Jon Anne Willow

Reconsidering the turkey

By - Oct 1st, 2008 02:52 pm

The other day my son and I were driving in the country when we saw a small rafter of wild turkeys hanging out by the side of the road. We stopped to watch, which eventually caused the big tom to lead the dozen or so females and adolescents back to the tall meadow stand at a leisurely pace, one eye on us and one on his charges. He perched in a low tree, puffed up and giving orders in what sounded like a calm but firm voice, not descending until it was time to form a rear guard of one. It was very cool.

For a 10-year old, Harrison is a fount of history and science trivia. As we pulled away he asked me if I knew that Ben Franklin thought the turkey would make a better national bird than the bald eagle. “I did know that,” I replied. “Do you know why?”

“Because he thought turkeys were smarter and more honest than eagles, and that was a better symbol for America.” I asked if he agreed.

“I think,” he replied, “that the turkey would be a better symbol of how we should be, but the eagle is more accurate for how we are.” Indeed.

Benjamin Franklin’s now-famous thoughts on the turkey were disclosed in a letter to his daughter in 1784:

“For my own part I wish the Bald Eagle had not been chosen the Representative of our Country. He is a Bird of bad moral Character. He does not get his Living honestly. …[T]oo lazy to fish for himself, he watches the Labour of the Fishing Hawk; and when that diligent Bird has at length taken a Fish, and is bearing it to his Nest for the Support of his Mate and young Ones, the Bald Eagle pursues him and takes it from him. … [L]like those among Men who live by Sharping & Robbing he is generally poor and often very lousy. Besides he is a rank Coward: The little King Bird not bigger than a Sparrow attacks him boldly and drives him out of the District. He is therefore by no means a proper Emblem for the brave and honest Cincinnati of America who have driven all the King birds from our Country…For the Truth the Turkey is in Comparison a much more respectable Bird …He is besides, though a little vain & silly, a Bird of Courage…”

Franklin never petitioned his idea formally. Maybe he already had a sense of the direction in which things were headed and didn’t see the value in ruffling any feathers (sorry). He was, after all, a pretty smart guy, and eerily prescient on a host of matters.

Philosophically, as a publisher, I’m probably a lot like Ben Franklin, who worked as a civil servant late into his life, more interested in improving the postal service, the library system and municipal functions than holding great power on the world stage.

So when you read VITAL Source online or in print, you’ll mostly find thorough coverage of the city’s cultural life, civic engagement and community development initiatives.
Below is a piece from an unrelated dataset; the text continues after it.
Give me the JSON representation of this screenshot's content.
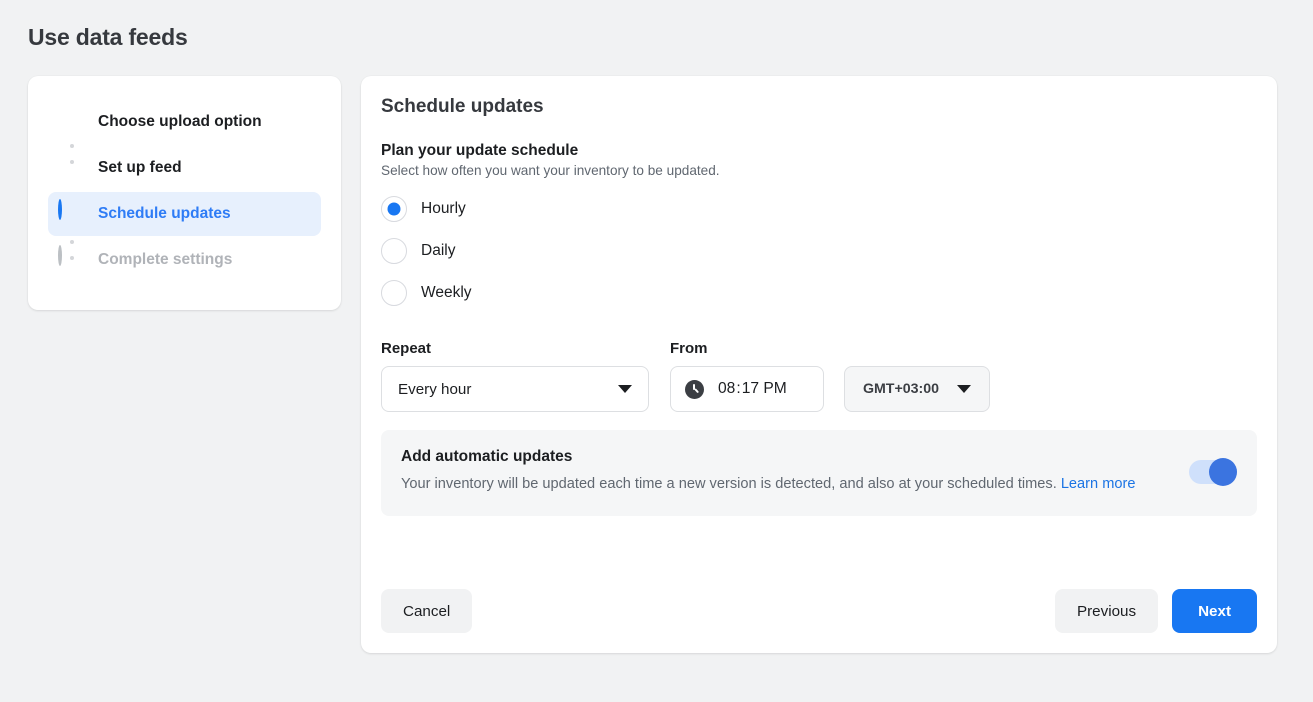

We don’t do much political coverage because, frankly, my co-publisher and I are squeamish about the typically toxic, yet symbiotic, relationship between politics and the media. We believe that telling you how to think not only insults your intelligence: it’s patently self-serving in a system where there no longer exists even a façade of consistent party doctrines.

But it’s still critically important to know where your officials stand. In this issue, as we prepare for one of the most momentous elections in our country’s history, VITAL offers what we believe is a refreshing approach to finding out what’s high-priority for the people you put into office: we asked them. Willie Hines, Scott Walker, James Sullivan, Jim Sensenbrenner and Russ Feingold were each given the same single question and 500 words to answer it. We were looking to gauge the priorities of sitting officials whose work was underway in earnest. The results, found beginning on page 6, don’t offer much in the way of fresh policy ideas (with one notable exception), but they do provide one of the most interesting composite political sketches we’ve seen in a good long time.

Government is more accessible at the local level. I’ve said many times that to truly effect change, start in your neighborhood. And so we are, finally, in the pages of VITAL. Turn to page 10 for our new column, “Behind the Scaffolding,” penned by Dan Corcoran. It’s your guide to City Hall issues that affect Milwaukee residents directly, related in short segments from Dan’s entertaining and well-informed perspective. We hope you’ll read it every month.

Do you know someone who’s fearless in their commitment to their community, either professionally or personally? Nominate them to be one of VITAL’s Fearless Leaders, who will be honored in our January 2009 issue. We’re very excited and hope you’ll participate. Details are on page 11 or on our website (vitalsourcemag.com), with more information to come soon.

At VITAL, it’s always been about tending your backyard garden while keeping an eye on the sky. And just in the last few weeks it has become increasingly evident that so much around us is exceedingly complicated, even completely out of our control. This is a hard pill to swallow for a nation of individuals historically raised to believe that our country’s position of strength was inviolable and that our personal success rested on our own abilities. I wonder if Ben Franklin could have predicted the current meltdown of the economy and global hostilities raging out of control; I bet he could have seen a black man and a woman in the same presidential race. Sadly, it’s too late to take his advice on the turkey, but he also left us this: After crosses and losses, Men grow humbler and wiser.